Land deal that raised ethical questions approved

May 01, 2008|By Gadi Dechter | Gadi Dechter,SUN REPORTER

The state Board of Public Works approved yesterday the purchase by St. Mary's College of Maryland of 34 acres of undeveloped land from a member of the state college's board of trustees, over Comptroller Peter Franchot's objections.

Franchot initially praised the liberal arts college's handling of the ethically tricky transaction but then changed course when Treasurer Nancy K. Kopp brought up an article in the St. Mary's Today newspaper criticizing the $800,000 sale as a "land scam" and likened it to a "sweetheart deal" for developer Michael P. O'Brien.

"I wish I'd seen this article," Franchot said. "I would like to postpone this for a couple of weeks, just so we can look at it more."
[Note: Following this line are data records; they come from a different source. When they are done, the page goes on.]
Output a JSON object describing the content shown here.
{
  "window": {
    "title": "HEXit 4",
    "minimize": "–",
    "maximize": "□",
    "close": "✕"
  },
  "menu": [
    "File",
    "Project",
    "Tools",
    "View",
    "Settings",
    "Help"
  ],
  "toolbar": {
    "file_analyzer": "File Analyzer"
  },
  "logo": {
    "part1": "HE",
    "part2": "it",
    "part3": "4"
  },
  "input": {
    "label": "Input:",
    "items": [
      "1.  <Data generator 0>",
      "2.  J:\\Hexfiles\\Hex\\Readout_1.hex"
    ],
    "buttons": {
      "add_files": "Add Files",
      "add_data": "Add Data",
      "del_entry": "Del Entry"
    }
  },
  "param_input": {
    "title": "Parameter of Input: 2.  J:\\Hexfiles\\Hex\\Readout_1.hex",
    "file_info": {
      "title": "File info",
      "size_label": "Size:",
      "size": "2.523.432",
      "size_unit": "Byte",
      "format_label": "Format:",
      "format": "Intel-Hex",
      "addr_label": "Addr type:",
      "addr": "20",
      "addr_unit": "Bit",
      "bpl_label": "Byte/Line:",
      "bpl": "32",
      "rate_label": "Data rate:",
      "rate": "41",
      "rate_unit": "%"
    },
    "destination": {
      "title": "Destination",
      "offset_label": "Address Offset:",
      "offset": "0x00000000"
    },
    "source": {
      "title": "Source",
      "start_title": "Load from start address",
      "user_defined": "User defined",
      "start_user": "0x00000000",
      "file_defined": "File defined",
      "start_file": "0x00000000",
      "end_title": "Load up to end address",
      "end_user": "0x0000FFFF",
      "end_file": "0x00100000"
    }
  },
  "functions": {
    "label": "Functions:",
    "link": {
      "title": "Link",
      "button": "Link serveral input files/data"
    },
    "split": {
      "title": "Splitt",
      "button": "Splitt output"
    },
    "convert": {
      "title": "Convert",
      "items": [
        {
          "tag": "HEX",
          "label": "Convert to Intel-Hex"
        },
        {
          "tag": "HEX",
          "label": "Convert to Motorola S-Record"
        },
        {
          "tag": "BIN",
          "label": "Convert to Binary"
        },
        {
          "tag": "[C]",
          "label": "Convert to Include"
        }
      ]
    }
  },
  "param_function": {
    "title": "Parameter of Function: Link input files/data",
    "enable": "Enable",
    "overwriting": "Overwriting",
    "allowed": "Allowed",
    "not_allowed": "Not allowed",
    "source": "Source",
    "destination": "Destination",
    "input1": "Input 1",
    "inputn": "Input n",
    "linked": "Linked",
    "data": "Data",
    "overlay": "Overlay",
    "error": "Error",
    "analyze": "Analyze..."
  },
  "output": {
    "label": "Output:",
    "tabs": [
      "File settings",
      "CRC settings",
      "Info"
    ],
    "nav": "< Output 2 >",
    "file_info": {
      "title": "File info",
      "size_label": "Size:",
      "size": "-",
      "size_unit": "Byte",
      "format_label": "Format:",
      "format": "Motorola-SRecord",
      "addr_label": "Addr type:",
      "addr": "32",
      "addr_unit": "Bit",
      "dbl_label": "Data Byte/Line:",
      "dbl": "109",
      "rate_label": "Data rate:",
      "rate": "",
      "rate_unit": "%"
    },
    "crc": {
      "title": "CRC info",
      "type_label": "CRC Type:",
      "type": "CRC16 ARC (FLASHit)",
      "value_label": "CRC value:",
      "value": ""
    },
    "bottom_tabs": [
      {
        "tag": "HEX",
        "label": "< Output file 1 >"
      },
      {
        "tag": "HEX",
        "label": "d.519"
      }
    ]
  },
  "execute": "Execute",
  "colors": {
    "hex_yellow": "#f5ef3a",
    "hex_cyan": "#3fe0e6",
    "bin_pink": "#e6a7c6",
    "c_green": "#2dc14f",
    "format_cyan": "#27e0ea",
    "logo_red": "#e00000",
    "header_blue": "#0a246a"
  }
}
But the two other board members, Kopp and Lt. Gov. Anthony G. Brown -- who was filling in for Gov. Martin O'Malley -- voted to approve the sale after St. Mary's College officials warned that the sale offer was good only until May 3. Campus officials said O'Brien was selling the land, which is adjacent to the campus, at a "bargain" price and that the purchase was necessary to stave off commercial development.

"We worry about the risk that this ... falls into developers' hands," said Chip Jackson, the college's associate vice president of facilities.

The Board of Public Works, which approves state land and capital construction deals, had already deferred consideration of the land deal once to study potential conflicts of interest.

O'Brien, a Southern Maryland developer and real estate brokerage owner, bought the two parcels in 2004 for about $415,000, before he became a college trustee, St. Mary's College officials said. In an interview several weeks ago, he said he intended to build homes on the land but agreed to sell it after the college raised objections.

College administrators said yesterday that they have no plans to develop the land. To avoid ethical problems, the college asked the attorney general's office to handle the land's appraisal and consulted the State Ethics Commission, officials said.

O'Brien recused himself from all trustee discussions of the land sale, he told The Sun, and said he was selling it for less than it was worth to help out his alma mater.

He did not respond to requests for comment yesterday.

Assistant Attorney General Alexander C. Short, a transactions specialist who handled the property valuation, told the board that the most recent appraisal of $860,000, conducted in February, takes into account deteriorating real estate market conditions.

"I do think $800,000 ... sounds like a reasonable price," Kopp said, but asked the university to prepare a response to "factual allegations" in the St. Mary's Today story.

Salvatore M. Meringolo, the college's vice president for development, dismissed the allegations, but Franchot said the matter deserved further investigation.